Process Photon Images

This option can be used to process a stack of single photon event data (images containing single photon events), and create one high resolution output image. This output image might optionally be improved by ‘Threshold Photon Count’ and/or ‘Reconstruct Image’. There are 3 different methods to choose from to calculate the coordinates of the exact midpoints of the light blobs in the images. The available calculations modes are:

Simple uses the lightest pixels found as coordinates for the output image.

Accurate improves on ‘Simple’ by also checking the pixels surrounding the lightest pixel to calculate a more accurate midpoint.

Sub-pixel resolution uses the accurate method to calculate the midpoints but creates an output image of a higher resolution (height * 2 and width * 2). This requires more input images and bigger light blobs in those input images to work successfully.

Threshold Photon Count

This option can be used to filter noise from the output image created by ‘Process Photon Images’, and optionally prepare for ‘Reconstruct Image’. All pixels below the threshold value are set to 0, and the remaining pixels are scaled to new values.

Reconstruct Image

This option can be used to reconstruct the output image created by ‘Process Photon Images’. The input image is reconstructed using the algorithm of the article ‘Imaging with a small number of photons’, by P. A. Morris et al.

The original image is blurred and random changes are made. A check is performed to test whether the random changes have improved the image. This check includes testing for the log likelihood of the new image, and the sparsity of the new image. If there are very few possible modifications left that could improve the image, the method for changing random pixels is altered, so the modifications become less extreme and the image is fine tuned. Parameter explanation and usage:

Dark count rate per pixel of the camera used to record the data.

Regularization factor indicates how important the log likelihood and image sparsity are compared to one another.
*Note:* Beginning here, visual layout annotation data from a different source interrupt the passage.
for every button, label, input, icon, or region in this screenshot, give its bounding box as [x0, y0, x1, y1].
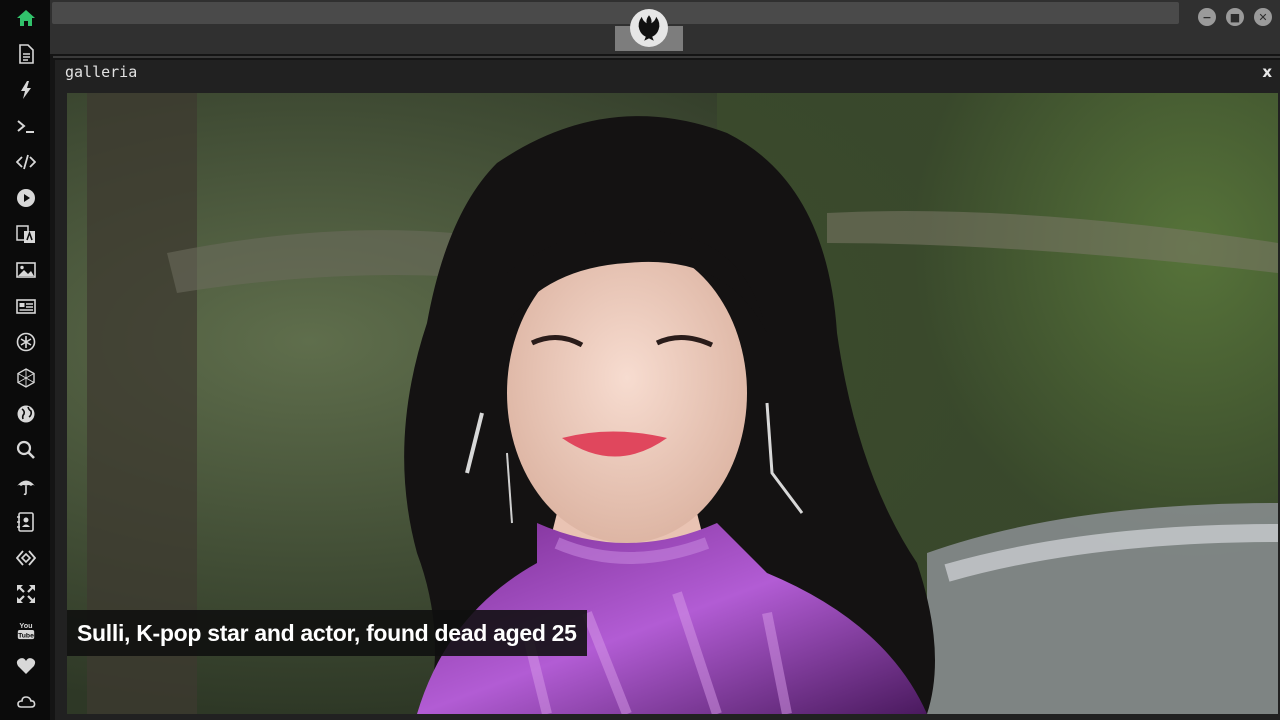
hexagon-icon[interactable] — [13, 365, 39, 391]
code-icon[interactable] — [13, 149, 39, 175]
rebel-alliance-logo-icon[interactable] — [630, 9, 668, 47]
cloud-icon[interactable] — [13, 689, 39, 715]
lightning-icon[interactable] — [13, 77, 39, 103]
contact-card-icon[interactable] — [13, 509, 39, 535]
globe-icon[interactable] — [13, 401, 39, 427]
gallery-close-button[interactable]: x — [1262, 63, 1272, 81]
home-icon[interactable] — [13, 5, 39, 31]
expand-icon[interactable] — [13, 581, 39, 607]
image-icon[interactable] — [13, 257, 39, 283]
gallery-caption: Sulli, K-pop star and actor, found dead … — [67, 610, 587, 656]
svg-text:Tube: Tube — [18, 632, 34, 639]
translate-icon[interactable] — [13, 221, 39, 247]
terminal-icon[interactable] — [13, 113, 39, 139]
sidebar: You Tube — [0, 0, 50, 720]
svg-text:You: You — [19, 621, 32, 630]
document-icon[interactable] — [13, 41, 39, 67]
asterisk-icon[interactable] — [13, 329, 39, 355]
window-close-button[interactable]: ✕ — [1254, 8, 1272, 26]
address-bar[interactable] — [52, 2, 1179, 24]
code-diamond-icon[interactable] — [13, 545, 39, 571]
maximize-button[interactable]: ■ — [1226, 8, 1244, 26]
divider — [53, 56, 1280, 58]
play-icon[interactable] — [13, 185, 39, 211]
newspaper-icon[interactable] — [13, 293, 39, 319]
search-icon[interactable] — [13, 437, 39, 463]
umbrella-icon[interactable] — [13, 473, 39, 499]
window-title: galleria — [65, 63, 138, 81]
gallery-photo[interactable]: Sulli, K-pop star and actor, found dead … — [67, 93, 1278, 714]
gallery-window: galleria x Sulli, K-pop star and actor, … — [55, 60, 1280, 720]
heart-icon[interactable] — [13, 653, 39, 679]
minimize-button[interactable]: − — [1198, 8, 1216, 26]
youtube-icon[interactable]: You Tube — [13, 617, 39, 643]
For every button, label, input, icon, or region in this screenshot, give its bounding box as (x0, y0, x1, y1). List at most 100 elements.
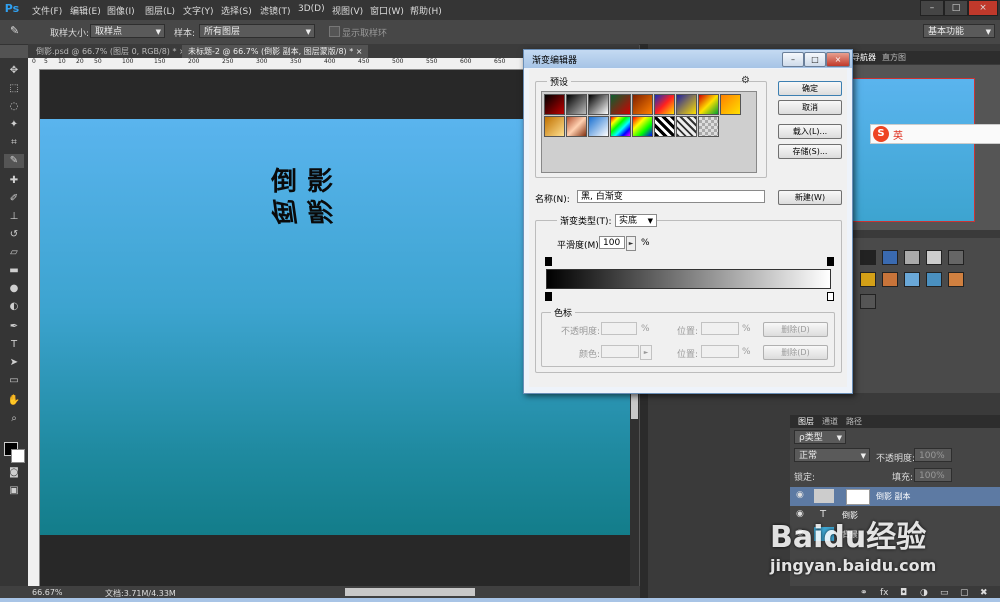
chevron-right-icon[interactable]: ► (626, 236, 636, 251)
layer-filter-select[interactable]: ρ类型 ▼ (794, 430, 846, 444)
preset-swatch[interactable] (720, 94, 741, 115)
menu-file[interactable]: 文件(F) (32, 4, 62, 17)
tab-document-2[interactable]: 未标题-2 @ 66.7% (倒影 副本, 图层蒙版/8) * × (182, 45, 369, 58)
stop-opacity-field[interactable] (601, 322, 637, 335)
style-swatch[interactable] (860, 294, 876, 309)
screen-mode-icon[interactable]: ▣ (4, 484, 24, 498)
menu-type[interactable]: 文字(Y) (183, 4, 214, 17)
gear-icon[interactable]: ⚙ (741, 75, 750, 86)
preset-swatch[interactable] (588, 116, 609, 137)
type-tool-icon[interactable]: T (4, 338, 24, 352)
hand-tool-icon[interactable]: ✋ (4, 394, 24, 408)
tab-layers[interactable]: 图层 (798, 416, 814, 427)
minimize-button[interactable]: – (920, 0, 944, 16)
dodge-tool-icon[interactable]: ◐ (4, 300, 24, 314)
preset-swatch[interactable] (698, 94, 719, 115)
eyedropper-tool-icon[interactable]: ✎ (4, 154, 24, 168)
name-field[interactable]: 黑, 白渐变 (577, 190, 765, 203)
crop-tool-icon[interactable]: ⌗ (4, 136, 24, 150)
style-swatch[interactable] (882, 250, 898, 265)
menu-filter[interactable]: 滤镜(T) (260, 4, 291, 17)
workspace-select[interactable]: 基本功能 ▼ (923, 24, 995, 38)
delete-opacity-stop-button[interactable]: 删除(D) (763, 322, 828, 337)
color-stop-right[interactable] (827, 292, 834, 301)
navigator-preview[interactable] (850, 78, 975, 222)
menu-help[interactable]: 帮助(H) (410, 4, 442, 17)
canvas-text-layer[interactable]: 倒影 倒影 (232, 168, 382, 225)
preset-swatch[interactable] (632, 94, 653, 115)
menu-view[interactable]: 视图(V) (332, 4, 363, 17)
save-button[interactable]: 存储(S)... (778, 144, 842, 159)
magic-wand-tool-icon[interactable]: ✦ (4, 118, 24, 132)
tab-paths[interactable]: 路径 (846, 416, 862, 427)
preset-swatch[interactable] (698, 116, 719, 137)
preset-swatch[interactable] (610, 116, 631, 137)
tab-histogram[interactable]: 直方图 (882, 52, 906, 63)
gradient-type-select[interactable]: 实底 ▼ (615, 214, 657, 227)
load-button[interactable]: 载入(L)... (778, 124, 842, 139)
menu-window[interactable]: 窗口(W) (370, 4, 404, 17)
opacity-stop-right[interactable] (827, 257, 834, 266)
clone-stamp-tool-icon[interactable]: ⊥ (4, 210, 24, 224)
smoothness-field[interactable]: 100 (599, 236, 625, 249)
eye-icon[interactable]: ◉ (796, 490, 804, 500)
cancel-button[interactable]: 取消 (778, 100, 842, 115)
style-swatch[interactable] (860, 250, 876, 265)
fill-field[interactable]: 100% (914, 468, 952, 482)
blur-tool-icon[interactable]: ● (4, 282, 24, 296)
close-button[interactable]: × (968, 0, 998, 16)
move-tool-icon[interactable]: ✥ (4, 64, 24, 78)
gradient-preview-bar[interactable] (546, 269, 831, 289)
delete-color-stop-button[interactable]: 删除(D) (763, 345, 828, 360)
stop-color-swatch[interactable] (601, 345, 639, 358)
sample-size-select[interactable]: 取样点 ▼ (90, 24, 165, 38)
background-color-swatch[interactable] (11, 449, 25, 463)
preset-swatch[interactable] (610, 94, 631, 115)
quick-mask-icon[interactable]: ◙ (4, 466, 24, 480)
dialog-title-bar[interactable]: 渐变编辑器 – □ × (524, 50, 852, 68)
preset-swatch[interactable] (676, 116, 697, 137)
ime-toolbar[interactable]: S 英 (870, 124, 1000, 144)
eyedropper-icon[interactable]: ✎ (10, 24, 19, 37)
history-brush-tool-icon[interactable]: ↺ (4, 228, 24, 242)
path-selection-tool-icon[interactable]: ➤ (4, 356, 24, 370)
style-swatch[interactable] (904, 250, 920, 265)
menu-layer[interactable]: 图层(L) (145, 4, 175, 17)
menu-image[interactable]: 图像(I) (107, 4, 135, 17)
restore-button[interactable]: □ (944, 0, 968, 16)
color-location-field[interactable] (701, 345, 739, 358)
gradient-tool-icon[interactable]: ▬ (4, 264, 24, 278)
zoom-tool-icon[interactable]: ⌕ (4, 412, 24, 426)
tab-document-1[interactable]: 倒影.psd @ 66.7% (图层 0, RGB/8) * × (30, 45, 192, 58)
style-swatch[interactable] (926, 272, 942, 287)
dialog-close-button[interactable]: × (826, 52, 850, 67)
menu-3d[interactable]: 3D(D) (298, 4, 325, 14)
preset-swatch[interactable] (566, 116, 587, 137)
layer-mask-thumbnail[interactable] (846, 489, 870, 505)
sample-select[interactable]: 所有图层 ▼ (199, 24, 315, 38)
style-swatch[interactable] (904, 272, 920, 287)
style-swatch[interactable] (860, 272, 876, 287)
preset-swatch[interactable] (588, 94, 609, 115)
eraser-tool-icon[interactable]: ▱ (4, 246, 24, 260)
style-swatch[interactable] (926, 250, 942, 265)
style-swatch[interactable] (882, 272, 898, 287)
layer-row[interactable]: ◉ 倒影 副本 (790, 487, 1000, 506)
preset-swatch[interactable] (566, 94, 587, 115)
new-button[interactable]: 新建(W) (778, 190, 842, 205)
close-icon[interactable]: × (356, 47, 363, 56)
opacity-location-field[interactable] (701, 322, 739, 335)
healing-brush-tool-icon[interactable]: ✚ (4, 174, 24, 188)
style-swatch[interactable] (948, 272, 964, 287)
preset-swatch[interactable] (544, 94, 565, 115)
preset-swatch[interactable] (544, 116, 565, 137)
opacity-stop-left[interactable] (545, 257, 552, 266)
shape-tool-icon[interactable]: ▭ (4, 374, 24, 388)
preset-swatch[interactable] (632, 116, 653, 137)
style-swatch[interactable] (948, 250, 964, 265)
horizontal-scrollbar-thumb[interactable] (345, 588, 475, 596)
menu-edit[interactable]: 编辑(E) (70, 4, 101, 17)
menu-select[interactable]: 选择(S) (221, 4, 252, 17)
tab-channels[interactable]: 通道 (822, 416, 838, 427)
show-ring-checkbox[interactable] (329, 26, 340, 37)
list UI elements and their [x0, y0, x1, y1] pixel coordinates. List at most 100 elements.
A higher regularization factor results in a greater dependency of image sparsity, and a lower regularization factor makes the log likelihood more important.

Modification threshold is the lower boundary for percentage of modifications that improve the image. In other words, how far the algorithm is proceeded. A higher percentage makes the algorithm quit earlier and makes the output image less defined. The lower the percentage is, the more the output image will eventually look like the input image.

Multiply image colors is the scaling value used to change the color of the input image, for instance when the input image is too dark to be clear.

Blur radius for the Gaussian blur filter. A bigger blur radius removes more detail from the original image, but also closes more gaps between pixels.